News and Commentary

Kavanaugh Accuser Sued Former Employer, Used Law Firm Of Other Accuser

Julie Swetnick, the woman who has accused Supreme Court nominee Brett Kavanaugh of participating in a gang-rape ring during his high school years, sued her former employer for sexual misconduct claims using a law firm run by the lawyer representing one of the other women accusing Kavanaugh.

“Roughly a decade ago, Ms. Swetnick was involved in a dispute with her former employer, New York Life Insurance Co., over a sexual-harassment complaint she filed, according to people familiar with the matter,” The Wall Street Journal reported late Wednesday. “Representing her in the complaint was the firm run by Debra Katz, the lawyer currently representing Dr. Ford. The company ultimately reached a financial settlement with Ms. Swetnick, the people said.”

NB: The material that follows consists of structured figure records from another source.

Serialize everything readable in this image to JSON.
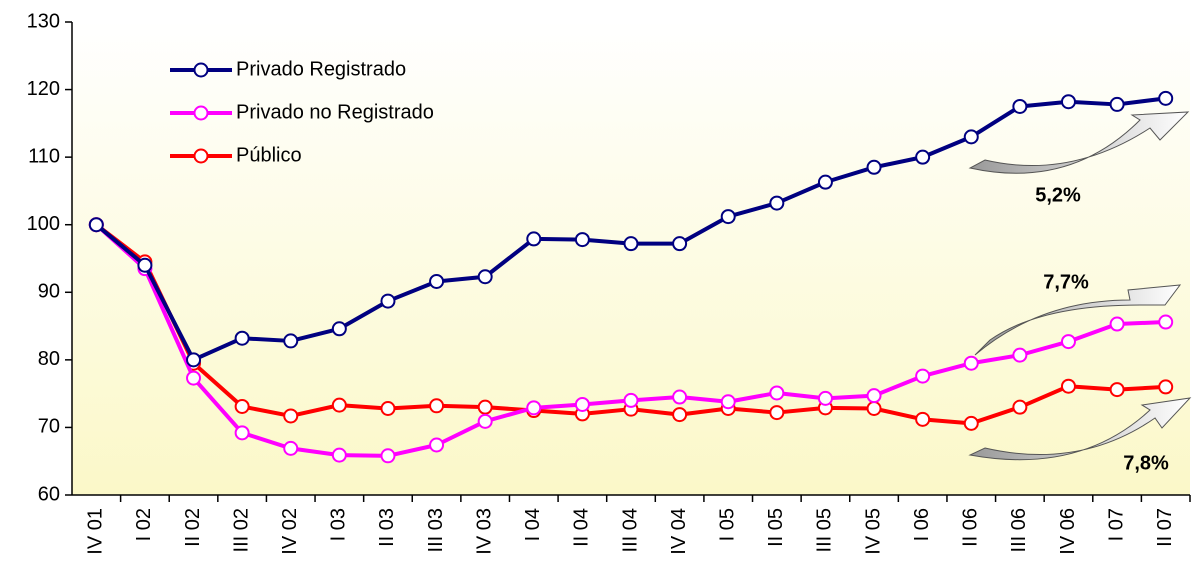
{
  "chart_data": {
    "type": "line",
    "categories": [
      "IV 01",
      "I 02",
      "II 02",
      "III 02",
      "IV 02",
      "I 03",
      "II 03",
      "III 03",
      "IV 03",
      "I 04",
      "II 04",
      "III 04",
      "IV 04",
      "I 05",
      "II 05",
      "III 05",
      "IV 05",
      "I 06",
      "II 06",
      "III 06",
      "IV 06",
      "I 07",
      "II 07"
    ],
    "series": [
      {
        "name": "Privado Registrado",
        "color": "#000080",
        "values": [
          100,
          94,
          80,
          83.2,
          82.8,
          84.6,
          88.7,
          91.6,
          92.3,
          97.9,
          97.8,
          97.2,
          97.2,
          101.2,
          103.2,
          106.3,
          108.5,
          110,
          113,
          117.5,
          118.2,
          117.8,
          118.7
        ]
      },
      {
        "name": "Privado no Registrado",
        "color": "#ff00ff",
        "values": [
          100,
          93.5,
          77.3,
          69.2,
          66.9,
          65.9,
          65.8,
          67.4,
          70.9,
          72.9,
          73.4,
          74,
          74.5,
          73.8,
          75.1,
          74.3,
          74.7,
          77.6,
          79.5,
          80.7,
          82.7,
          85.3,
          85.6
        ]
      },
      {
        "name": "Público",
        "color": "#ff0000",
        "values": [
          100,
          94.5,
          79.5,
          73.1,
          71.7,
          73.3,
          72.8,
          73.2,
          73,
          72.5,
          72,
          72.7,
          71.9,
          72.8,
          72.2,
          72.9,
          72.8,
          71.2,
          70.6,
          73,
          76.1,
          75.6,
          76
        ]
      }
    ],
    "annotations": [
      "5,2%",
      "7,7%",
      "7,8%"
    ],
    "ylim": [
      60,
      130
    ],
    "yticks": [
      60,
      70,
      80,
      90,
      100,
      110,
      120,
      130
    ],
    "legend": "upper left"
  }
}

A spokesperson for New York Life told The Wall Street Journal that Swetnick worked for the organization for less than two years. The Journal notes that Swetnick did not list her employment at New York Life Insurance on a resume of hers that they reviewed. The Journal adds that a spokeswoman for Katz refused to comment.

The Daily Caller News Foundation reports that Swetnick appears to have had her share of major financial struggles in recent years:

Swetnick also claims to have a security clearance with the IRS despite having recently had a $40,000 judgement against her for unpaid taxes. She settled a $40,303 IRS judgement on March 23 of this year, according to a public records search. Maryland court records show a $62,821 tax lien filed against her on Oct. 2, 2015.

On Wednesday, Politico reported that a Miami Dade County court docket shows that an ex-boyfriend of Swetnick, Richard Vinneccy, filed a restraining order against Swetnick in 2001 for threatening him. “She’s not credible at all. Not at all,” Vinneccy, a 63-year-old registered Democrat, told Politico. “I have a lot of facts, evidence, that what she’s saying is not true at all,” he said, telling the outlet that he was speaking to an attorney before making any more public statements.

Correction: This article has been corrected to specify that the Wall Street Journal and Politico reports were published Wednesday, not Tuesday.